Personal information
- Full name: Amilcar Adulai Djau Codjovi
- Date of birth: 22 February 2002 (age 23)
- Place of birth: Zaragoza, Spain
- Height: 1.82 m (6 ft 0 in)
- Position(s): Midfielder

Team information
- Current team: Vorskla Poltava
- Number: 65

Youth career
- 2012–2017: Rayo Vallecano
- 2018–2020: Morecambe

Senior career*
- Years: Team / Apps / (Gls)
- 2021–2022: Vorskla Poltava / 7 / (1)
- 2022–2023: Ayia Napa / 24 / (0)
- 2024–: Vorskla Poltava / 2 / (0)

= Amilcar Codjovi =

Spanish footballer

Amilcar Adulai Djau Codjovi (born 22 February 2002) is a Spanish professional footballer who plays as a midfielder for Vorskla Poltava.

==Career==
Born in Spain to parents from Ivory Coast and Guinea-Bissau, Codjovi is a product of the Rayo Vallecano and Morecambe from Morecambe, Lancashire, England youth sportive systems.

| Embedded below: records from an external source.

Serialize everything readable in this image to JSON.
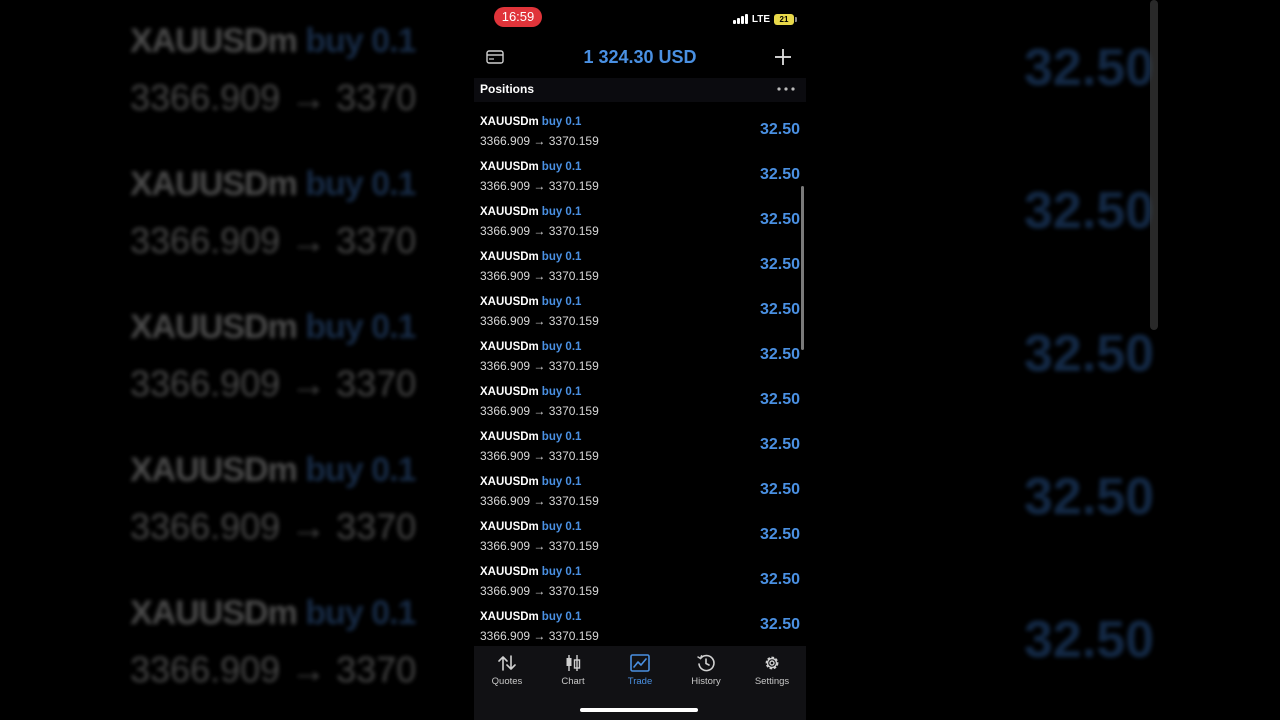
{
  "status_bar": {
    "time": "16:59",
    "network": "LTE",
    "battery": "21"
  },
  "header": {
    "balance": "1 324.30 USD"
  },
  "positions": {
    "title": "Positions",
    "rows": [
      {
        "symbol": "XAUUSDm",
        "type": "buy 0.1",
        "prices": "3366.909 → 3370.159",
        "profit": "32.50"
      },
      {
        "symbol": "XAUUSDm",
        "type": "buy 0.1",
        "prices": "3366.909 → 3370.159",
        "profit": "32.50"
      },
      {
        "symbol": "XAUUSDm",
        "type": "buy 0.1",
        "prices": "3366.909 → 3370.159",
        "profit": "32.50"
      },
      {
        "symbol": "XAUUSDm",
        "type": "buy 0.1",
        "prices": "3366.909 → 3370.159",
        "profit": "32.50"
      },
      {
        "symbol": "XAUUSDm",
        "type": "buy 0.1",
        "prices": "3366.909 → 3370.159",
        "profit": "32.50"
      },
      {
        "symbol": "XAUUSDm",
        "type": "buy 0.1",
        "prices": "3366.909 → 3370.159",
        "profit": "32.50"
      },
      {
        "symbol": "XAUUSDm",
        "type": "buy 0.1",
        "prices": "3366.909 → 3370.159",
        "profit": "32.50"
      },
      {
        "symbol": "XAUUSDm",
        "type": "buy 0.1",
        "prices": "3366.909 → 3370.159",
        "profit": "32.50"
      },
      {
        "symbol": "XAUUSDm",
        "type": "buy 0.1",
        "prices": "3366.909 → 3370.159",
        "profit": "32.50"
      },
      {
        "symbol": "XAUUSDm",
        "type": "buy 0.1",
        "prices": "3366.909 → 3370.159",
        "profit": "32.50"
      },
      {
        "symbol": "XAUUSDm",
        "type": "buy 0.1",
        "prices": "3366.909 → 3370.159",
        "profit": "32.50"
      },
      {
        "symbol": "XAUUSDm",
        "type": "buy 0.1",
        "prices": "3366.909 → 3370.159",
        "profit": "32.50"
      }
    ]
  },
  "tabs": [
    {
      "label": "Quotes",
      "icon": "quotes-icon"
    },
    {
      "label": "Chart",
      "icon": "chart-icon"
    },
    {
      "label": "Trade",
      "icon": "trade-icon"
    },
    {
      "label": "History",
      "icon": "history-icon"
    },
    {
      "label": "Settings",
      "icon": "settings-icon"
    }
  ],
  "background_text": {
    "title_symbol": "XAUUSDm",
    "title_type": "buy 0.1",
    "prices": "3366.909 → 3370",
    "profit": "32.50"
  },
  "colors": {
    "accent": "#4a90e2",
    "background": "#000000",
    "time_pill": "#e0343a",
    "battery": "#e8d84a"
  }
}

After the long trial period, in January 2021, he signed contract with the Ukrainian Premier League club Vorskla Poltava and played for this club in the Ukrainian Premier League Reserves. Codjovi made his debut for Vorskla in the Ukrainian Premier League as a second half-time substituted player in the winning home match against FC Inhulets Petrove on 2 October 2021.